Macquarie commits $130m for container staging hub in L.A.

   The developer planning to build a large container staging yard on Terminal Island at the Port of Los Angeles has obtained financing for the project.
   Jonathan Rosenthal, the chief executive officer of the proposed Harbor Performance Enhancement Center (HPEC), said Macquarie committed up to $130 million for the project, which would involve building a 110-acre dray-off yard for containerized cargo moving through the ports of Los Angeles and Long Beach.
   HPEC will not simply be a parking lot, but a service, he explained. Containers arriving at the ports would be loaded on chassis and then moved by drayage trucks that HPEC will hire to the staging yard. That would allow HPEC customers to have the truckers moving cargo to and from their final destination to pick-up or deliver containers at the HPEC staging yard without having to actually enter marine terminals where there are often long delays.
   Trucking companies would be able to go to HPEC, rather than potentially visiting multiple terminals among the 13 container terminals that operate at the two Southern California ports.
   HPEC believes that when fully-built out, it would be able to take 3,500 truckloads per day from nearby container terminals. That will be in two or three years, but Rosenthal said the company plans to open a pilot version of the terminal within six months that could accommodate 400 containers.

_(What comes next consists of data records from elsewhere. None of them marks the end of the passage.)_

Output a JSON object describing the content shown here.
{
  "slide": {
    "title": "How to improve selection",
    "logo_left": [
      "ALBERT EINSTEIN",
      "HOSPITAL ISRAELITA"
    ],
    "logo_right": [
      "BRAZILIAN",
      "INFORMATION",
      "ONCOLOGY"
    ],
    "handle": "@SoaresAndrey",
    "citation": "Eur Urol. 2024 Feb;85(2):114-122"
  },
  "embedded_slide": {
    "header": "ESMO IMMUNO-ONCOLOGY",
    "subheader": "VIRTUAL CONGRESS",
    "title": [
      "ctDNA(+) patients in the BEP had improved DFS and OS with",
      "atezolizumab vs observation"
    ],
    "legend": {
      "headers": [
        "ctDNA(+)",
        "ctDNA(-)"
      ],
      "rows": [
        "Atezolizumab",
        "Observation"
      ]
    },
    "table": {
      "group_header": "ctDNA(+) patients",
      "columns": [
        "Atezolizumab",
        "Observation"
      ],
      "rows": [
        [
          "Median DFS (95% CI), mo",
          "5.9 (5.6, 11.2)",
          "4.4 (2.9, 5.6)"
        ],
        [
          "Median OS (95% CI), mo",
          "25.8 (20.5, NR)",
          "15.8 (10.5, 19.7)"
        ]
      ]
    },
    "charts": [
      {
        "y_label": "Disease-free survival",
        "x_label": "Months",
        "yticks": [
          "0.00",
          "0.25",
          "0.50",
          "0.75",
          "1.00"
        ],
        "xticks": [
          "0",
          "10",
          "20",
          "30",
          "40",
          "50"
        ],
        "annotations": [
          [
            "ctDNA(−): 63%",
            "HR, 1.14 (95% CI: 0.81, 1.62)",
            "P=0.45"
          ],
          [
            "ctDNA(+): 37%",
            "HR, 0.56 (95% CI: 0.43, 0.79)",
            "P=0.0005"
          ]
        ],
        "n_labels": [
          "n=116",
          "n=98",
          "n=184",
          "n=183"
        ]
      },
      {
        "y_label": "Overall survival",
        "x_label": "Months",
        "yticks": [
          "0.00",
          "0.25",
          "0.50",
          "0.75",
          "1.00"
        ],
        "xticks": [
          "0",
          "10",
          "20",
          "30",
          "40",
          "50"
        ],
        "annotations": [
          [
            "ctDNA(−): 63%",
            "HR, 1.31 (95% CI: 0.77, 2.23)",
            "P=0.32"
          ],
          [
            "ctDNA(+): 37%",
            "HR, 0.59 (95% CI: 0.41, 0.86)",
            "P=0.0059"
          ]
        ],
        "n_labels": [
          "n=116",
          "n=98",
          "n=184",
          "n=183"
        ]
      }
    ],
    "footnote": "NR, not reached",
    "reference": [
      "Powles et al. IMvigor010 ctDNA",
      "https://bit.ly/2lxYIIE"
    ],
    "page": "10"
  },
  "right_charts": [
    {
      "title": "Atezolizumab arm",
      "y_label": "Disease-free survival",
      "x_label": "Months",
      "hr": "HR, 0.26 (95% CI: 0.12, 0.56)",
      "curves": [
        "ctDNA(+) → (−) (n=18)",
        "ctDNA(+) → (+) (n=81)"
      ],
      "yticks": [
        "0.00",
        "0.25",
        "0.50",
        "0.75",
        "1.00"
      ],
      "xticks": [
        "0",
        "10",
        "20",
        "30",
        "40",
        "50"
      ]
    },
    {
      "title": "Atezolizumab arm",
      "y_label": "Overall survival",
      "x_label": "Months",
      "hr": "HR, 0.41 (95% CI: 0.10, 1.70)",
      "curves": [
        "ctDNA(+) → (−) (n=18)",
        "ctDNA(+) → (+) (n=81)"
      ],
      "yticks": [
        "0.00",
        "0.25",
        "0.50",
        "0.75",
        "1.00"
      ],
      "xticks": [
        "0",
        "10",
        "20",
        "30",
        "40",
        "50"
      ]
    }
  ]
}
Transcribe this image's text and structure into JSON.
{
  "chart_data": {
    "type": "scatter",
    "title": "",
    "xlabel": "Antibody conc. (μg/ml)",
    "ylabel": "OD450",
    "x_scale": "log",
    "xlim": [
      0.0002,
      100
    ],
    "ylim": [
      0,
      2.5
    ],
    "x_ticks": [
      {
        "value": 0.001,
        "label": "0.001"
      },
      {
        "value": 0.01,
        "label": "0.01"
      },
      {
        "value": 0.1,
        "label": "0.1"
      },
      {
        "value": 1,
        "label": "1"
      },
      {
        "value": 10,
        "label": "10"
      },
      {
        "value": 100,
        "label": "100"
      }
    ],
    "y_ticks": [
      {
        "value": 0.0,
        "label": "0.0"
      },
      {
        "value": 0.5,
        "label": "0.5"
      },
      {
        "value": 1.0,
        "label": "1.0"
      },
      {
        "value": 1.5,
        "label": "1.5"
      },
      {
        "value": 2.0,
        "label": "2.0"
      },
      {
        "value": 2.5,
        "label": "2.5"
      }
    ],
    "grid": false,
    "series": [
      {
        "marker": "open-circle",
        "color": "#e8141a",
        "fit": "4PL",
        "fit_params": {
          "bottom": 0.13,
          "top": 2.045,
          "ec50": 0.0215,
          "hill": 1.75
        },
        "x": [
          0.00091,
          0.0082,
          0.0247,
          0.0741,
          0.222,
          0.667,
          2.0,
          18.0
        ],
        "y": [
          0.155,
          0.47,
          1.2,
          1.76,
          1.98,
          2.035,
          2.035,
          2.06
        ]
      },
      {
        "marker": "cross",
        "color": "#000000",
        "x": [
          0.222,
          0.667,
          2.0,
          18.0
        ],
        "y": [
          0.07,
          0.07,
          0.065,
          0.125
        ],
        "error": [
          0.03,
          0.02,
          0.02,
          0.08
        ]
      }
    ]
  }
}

   Rosenthal views the investment by Macquarie as a major vote of confidence in the project, saying the investment bank is investing its own funds, not just money it manages on behalf of others in the project.
   The yard will be built in an area of the Port of Los Angeles on Terminal Island that was formerly used to stage exports of petroleum coke. The coke terminal was shut down in 2002.
   Rosenthal said the ability to locate a large dray-off yard right in the port was an unusual opportunity, contending that it might not be possible to find a comparable site without going many miles from the port to an area such as the Inland Empire. In contrast, he said the HPEC site is within 7,500 feet of terminals with 80 percent of the crane capacity of the Port of Los Angeles.
   HPEC will be able to take advantage of so-called “peel-off” programs where shippers or groups of shippers work with marine terminals to have a fleet of trucks rapidly remove a large group of containers from a pile of containers rather than sending a trucker to pick up one particular box from the thousands or tens of thousands that may be stored at a terminal.
   Rosenthal said HPEC could make peel-off programs more attractive to marine terminal operators because they will be able to put any container going to HPEC in the same block of containers.
   “The terminal operators now, they have a hard time creating free flow stacks, because unless you’re Wal Mart or you’re Target, you just don’t have enough volume... for a free flow stack, you need volume,” he explained.
   HPEC will help truckers become more efficient, said Rosenthal. “Your number of turns per day per truck is much higher. Your labor cost is much better, and the truck drivers can make more money because they have higher turns.”
   He believes truck drivers who work for HPEC will be able to make up to five round trips to marine terminals in a day.
   The facility is attractive to beneficial cargo owners, said Rosenthal, because they will have more control over their inventory, labor, and warehouse or distribution center. Labor, he said, can be better matched to the arrival of inventory.
   He said all the containers at HPEC terminal will be mounted on chassis and the facility will have a computer system that allows BCOs to know what containers are available, and where they are. The facility will have automated gates and truckers will be able to enter it 24 hours a day, 7 days a week. He expects turn times to be 20 minutes.
   Shipping lines will potentially be able to offer shippers a differentiated service, he said.
   “Today, everybody flies coach,” he said. When HPEC begins operating, he said carriers will be able to say to customers, “We’ll deliver this thing to HPEC. We’ll deliver the can on wheels and you can come whenever you want and come pick it up.”
   Rosenthal said the project is about midway through the California Environmental Quality Act process and will have to be permitted and approved by the Los Angeles Board of Harbor Commissioners. The board has, he said, previously approved a memorandum of understanding and exclusive negotiating agreement with HPEC.
   Rosenthal said the terminal hopes it is able to use alternatively fueled vehicles running on liquefied natural gas, or hydrogen or electricity to move containers from the terminals to the HPEC lot.